Die Computerpionierin

Die Welt der Technik wandelt sich fortlaufend. Vor ein paar Jahrzehnten waren für uns heute alltägliche Begleiter wie Smartphones noch undenkbar. Doch bevor Smartphones Massenware wurden, mussten Computer erstmal für die Allgemeinheit verständlich werden. Einen wichtigen Teil dafür trug die US-amerikanische Computerpionierin Grace Hopper bei. Zu ihrer Zeit mussten riesige Computer noch mit komplizierten Lochkarten bedient werden. In den 1940er Jahren kam sie dann auf die Idee, Computerprogramme nicht mehr im binären System – also nur mit Einsen und Nullen – sondern in einer richtigen Sprache zu schreiben. Sie hatte dementsprechend als erste die Idee, Programmiersprachen zu entwickeln, ohne die moderne Computer, Programme (und all unsere Smartphones) quasi immer noch undenkbar wären.

Gleiche Chancen und Klischees

Dass Frauen ihren Beitrag in der Wissenschaft leisten konnten, war nicht immer so selbstverständlich wie heute. Im Gegensatz zu den Männern, mussten sich Frauen viele Rechte erst im Zuge der Aufklärung gegen starken Widerstand von Kirchen und politischen Herrschern erkämpfen. Diese fürchteten nämlich ihre Privilegien gegenüber der weiblichen Bevölkerung zu verlieren. Trotz vieler Erfolge und wissenschaftlicher Durchbrüche ist es noch ein weiter Weg bis zur wirklichen Gleichberechtigung. Nach Angaben der EU-Kommission sind Frauen in vielen Teilen Europas weiterhin beruflich benachteiligt.
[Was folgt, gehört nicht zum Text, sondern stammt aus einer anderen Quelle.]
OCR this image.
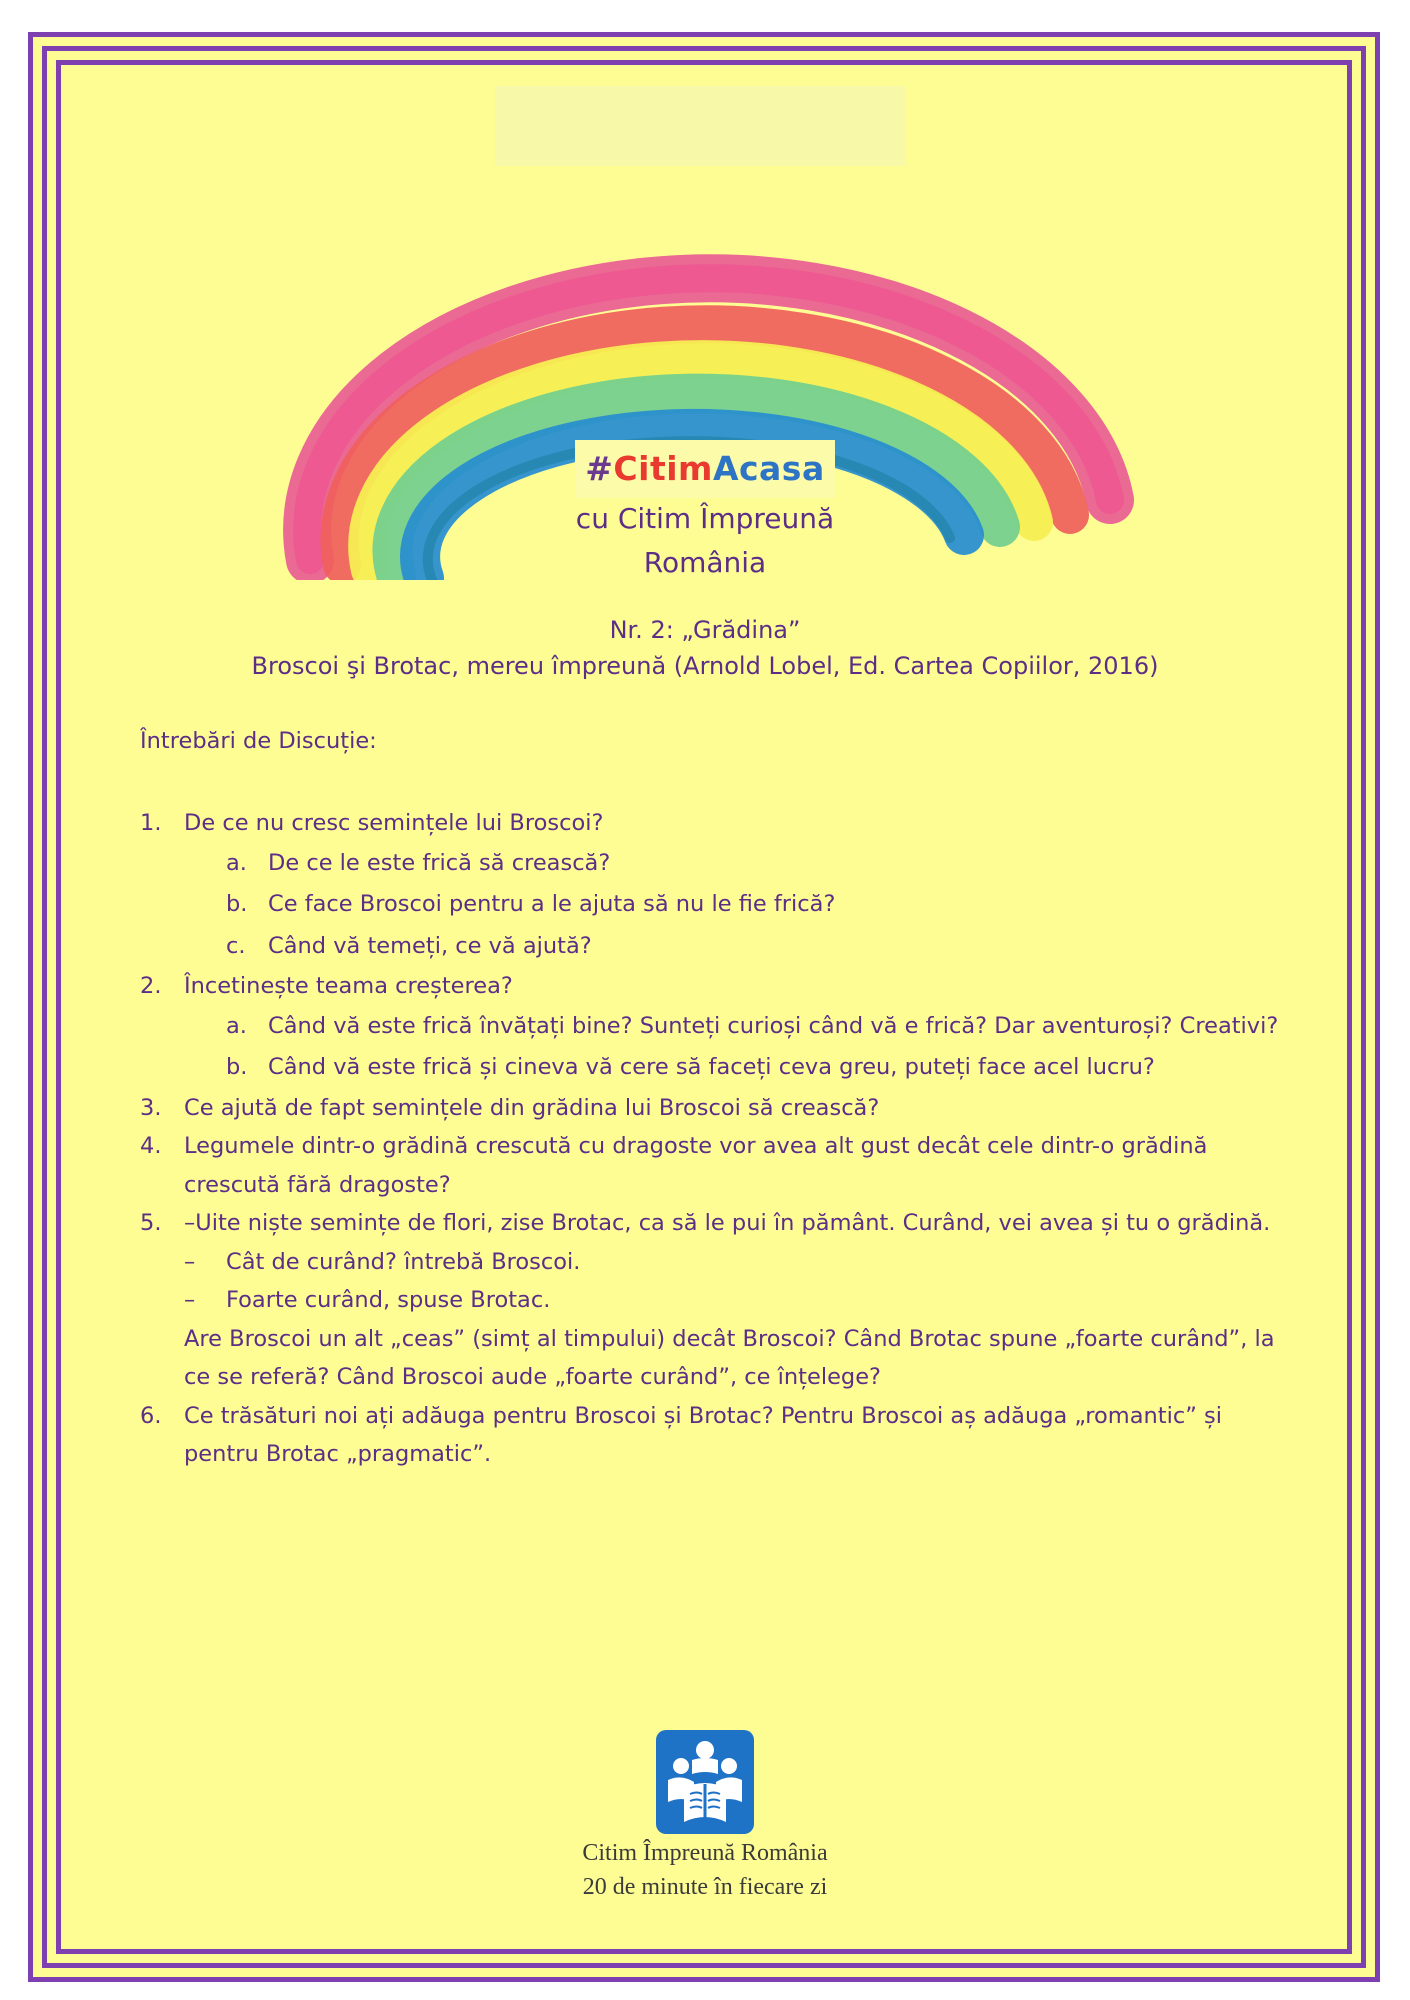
#CitimAcasa
cu Citim Împreună
România
Nr. 2: „Grădina”
Broscoi şi Brotac, mereu împreună (Arnold Lobel, Ed. Cartea Copiilor, 2016)
Întrebări de Discuție:
1. De ce nu cresc semințele lui Broscoi?
a. De ce le este frică să crească?
b. Ce face Broscoi pentru a le ajuta să nu le fie frică?
c. Când vă temeți, ce vă ajută?
2. Încetinește teama creșterea?
a. Când vă este frică învățați bine? Sunteți curioși când vă e frică? Dar aventuroși? Creativi?
b. Când vă este frică și cineva vă cere să faceți ceva greu, puteți face acel lucru?
3. Ce ajută de fapt semințele din grădina lui Broscoi să crească?
4. Legumele dintr-o grădină crescută cu dragoste vor avea alt gust decât cele dintr-o grădină crescută fără dragoste?
5. –Uite niște semințe de flori, zise Brotac, ca să le pui în pământ. Curând, vei avea și tu o grădină.
– Cât de curând? întrebă Broscoi.
– Foarte curând, spuse Brotac.
Are Broscoi un alt „ceas” (simț al timpului) decât Broscoi? Când Brotac spune „foarte curând”, la ce se referă? Când Broscoi aude „foarte curând”, ce înțelege?
6. Ce trăsături noi ați adăuga pentru Broscoi și Brotac? Pentru Broscoi aș adăuga „romantic” și pentru Brotac „pragmatic”.
Citim Împreună România
20 de minute în fiecare zi
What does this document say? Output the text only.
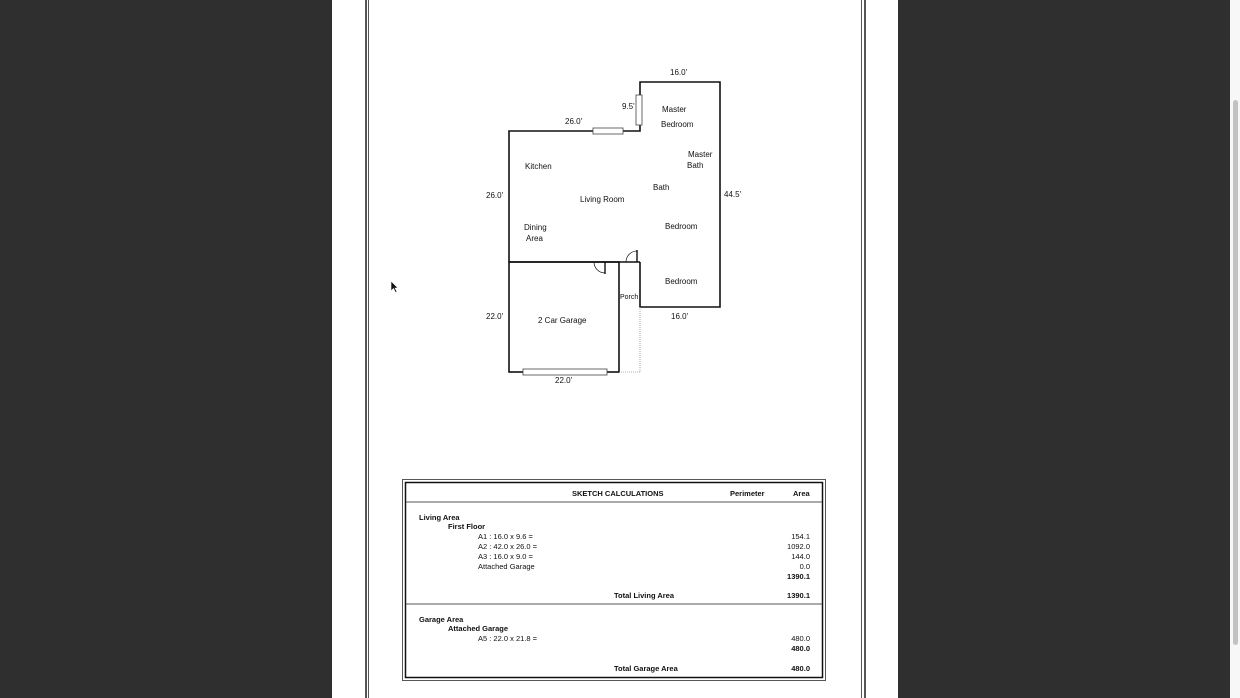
16.0'
9.5'
26.0'
26.0'	44.5'
16.0'
22.0'
22.0'
Master
Bedroom
Master
Bath
Kitchen
Living Room
Bath
Dining
Area
Bedroom
Bedroom
Porch
2 Car Garage
SKETCH CALCULATIONS	Perimeter	Area
Living Area
First Floor
A1 : 16.0 x 9.6 =	154.1
A2 : 42.0 x 26.0 =	1092.0
A3 : 16.0 x 9.0 =	144.0
Attached Garage	0.0
1390.1
Total Living Area	1390.1
Garage Area
Attached Garage
A5 : 22.0 x 21.8 =	480.0
480.0
Total Garage Area	480.0
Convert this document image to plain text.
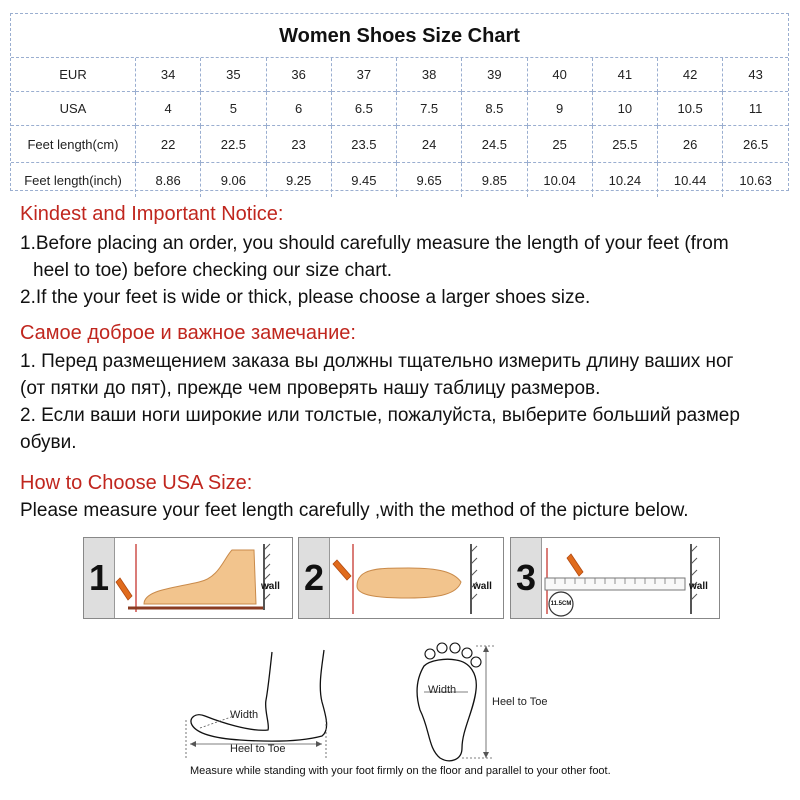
Women Shoes Size Chart
EUR	34	35	36	37	38	39	40	41	42	43
USA	4	5	6	6.5	7.5	8.5	9	10	10.5	11
Feet length(cm)	22	22.5	23	23.5	24	24.5	25	25.5	26	26.5
Feet length(inch)	8.86	9.06	9.25	9.45	9.65	9.85	10.04	10.24	10.44	10.63
Kindest and Important Notice:
1.Before placing an order, you should carefully measure the length of your feet (from
heel to toe) before checking our size chart.
2.If the your feet is wide or thick, please choose a larger shoes size.
Самое доброе и важное замечание:
1. Перед размещением заказа вы должны тщательно измерить длину ваших ног
(от пятки до пят), прежде чем проверять нашу таблицу размеров.
2. Если ваши ноги широкие или толстые, пожалуйста, выберите больший размер
обуви.
How to Choose USA Size:
Please measure your feet length carefully ,with the method of the picture below.
1	wall 2	wall 3
11.5CM
wall
Width
Heel to Toe
Width
Heel to Toe
Measure while standing with your foot firmly on the floor and parallel to your other foot.
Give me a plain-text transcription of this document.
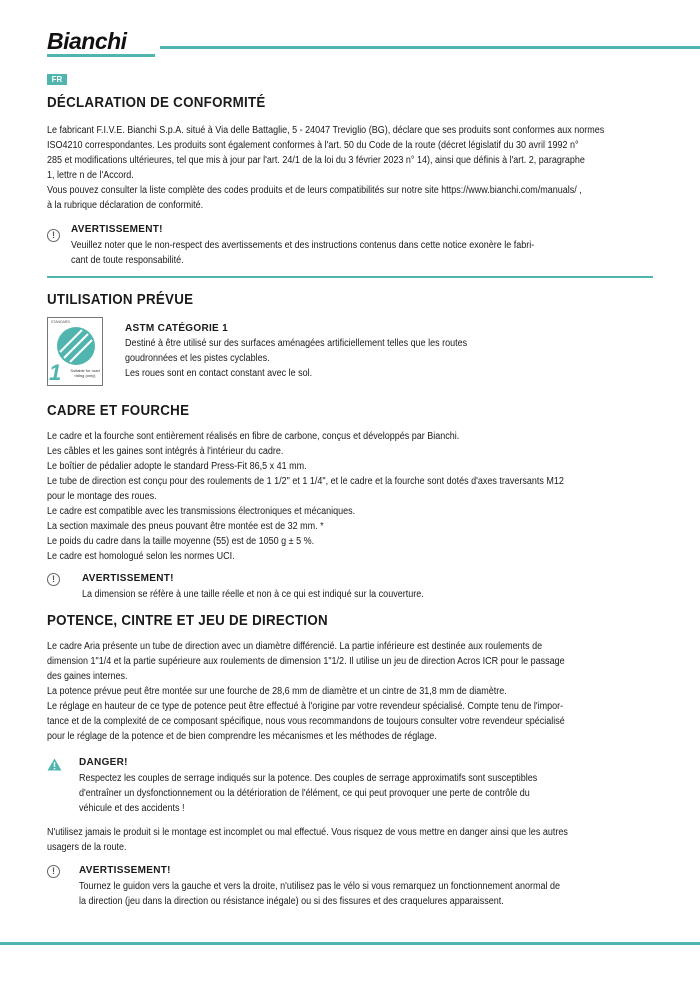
Bianchi
FR
DÉCLARATION DE CONFORMITÉ
Le fabricant F.I.V.E. Bianchi S.p.A. situé à Via delle Battaglie, 5 - 24047 Treviglio (BG), déclare que ses produits sont conformes aux normes
ISO4210 correspondantes. Les produits sont également conformes à l'art. 50 du Code de la route (décret législatif du 30 avril 1992 n°
285 et modifications ultérieures, tel que mis à jour par l'art. 24/1 de la loi du 3 février 2023 n° 14), ainsi que définis à l'art. 2, paragraphe
1, lettre n de l'Accord.
Vous pouvez consulter la liste complète des codes produits et de leurs compatibilités sur notre site https://www.bianchi.com/manuals/ ,
à la rubrique déclaration de conformité.
!	AVERTISSEMENT!
Veuillez noter que le non-respect des avertissements et des instructions contenus dans cette notice exonère le fabri-
cant de toute responsabilité.
UTILISATION PRÉVUE
STANDARD
1 Suitable for road riding (only)
ASTM CATÉGORIE 1
Destiné à être utilisé sur des surfaces aménagées artificiellement telles que les routes
goudronnées et les pistes cyclables.
Les roues sont en contact constant avec le sol.
CADRE ET FOURCHE
Le cadre et la fourche sont entièrement réalisés en fibre de carbone, conçus et développés par Bianchi.
Les câbles et les gaines sont intégrés à l'intérieur du cadre.
Le boîtier de pédalier adopte le standard Press-Fit 86,5 x 41 mm.
Le tube de direction est conçu pour des roulements de 1 1/2" et 1 1/4", et le cadre et la fourche sont dotés d'axes traversants M12
pour le montage des roues.
Le cadre est compatible avec les transmissions électroniques et mécaniques.
La section maximale des pneus pouvant être montée est de 32 mm. *
Le poids du cadre dans la taille moyenne (55) est de 1050 g ± 5 %.
Le cadre est homologué selon les normes UCI.
!	AVERTISSEMENT!
La dimension se réfère à une taille réelle et non à ce qui est indiqué sur la couverture.
POTENCE, CINTRE ET JEU DE DIRECTION
Le cadre Aria présente un tube de direction avec un diamètre différencié. La partie inférieure est destinée aux roulements de
dimension 1"1/4 et la partie supérieure aux roulements de dimension 1"1/2. Il utilise un jeu de direction Acros ICR pour le passage
des gaines internes.
La potence prévue peut être montée sur une fourche de 28,6 mm de diamètre et un cintre de 31,8 mm de diamètre.
Le réglage en hauteur de ce type de potence peut être effectué à l'origine par votre revendeur spécialisé. Compte tenu de l'impor-
tance et de la complexité de ce composant spécifique, nous vous recommandons de toujours consulter votre revendeur spécialisé
pour le réglage de la potence et de bien comprendre les mécanismes et les méthodes de réglage.
DANGER!
Respectez les couples de serrage indiqués sur la potence. Des couples de serrage approximatifs sont susceptibles
d'entraîner un dysfonctionnement ou la détérioration de l'élément, ce qui peut provoquer une perte de contrôle du
véhicule et des accidents !
N'utilisez jamais le produit si le montage est incomplet ou mal effectué. Vous risquez de vous mettre en danger ainsi que les autres
usagers de la route.
!	AVERTISSEMENT!
Tournez le guidon vers la gauche et vers la droite, n'utilisez pas le vélo si vous remarquez un fonctionnement anormal de
la direction (jeu dans la direction ou résistance inégale) ou si des fissures et des craquelures apparaissent.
Während der Anteil weiblicher Studentinnen in der Bundesrepublik Ende 2014 noch bei gut der Hälfte lag, war zur gleichen Zeit nur etwa jede fünfte Professur an einer Universität mit einer Frau besetzt.

Also: Es steht fest, dass viele Erfindungen ohne kluge Frauen heute nicht existieren würden. Zahlreichen Erfinderinnen und Wissenschaftlerinnen gelang es, Akzente zu setzen und mit ihren Erfindungen unsere Gesellschaft weit nach vorne zu bringen – trotz des Klischees des männlichen Erfinders.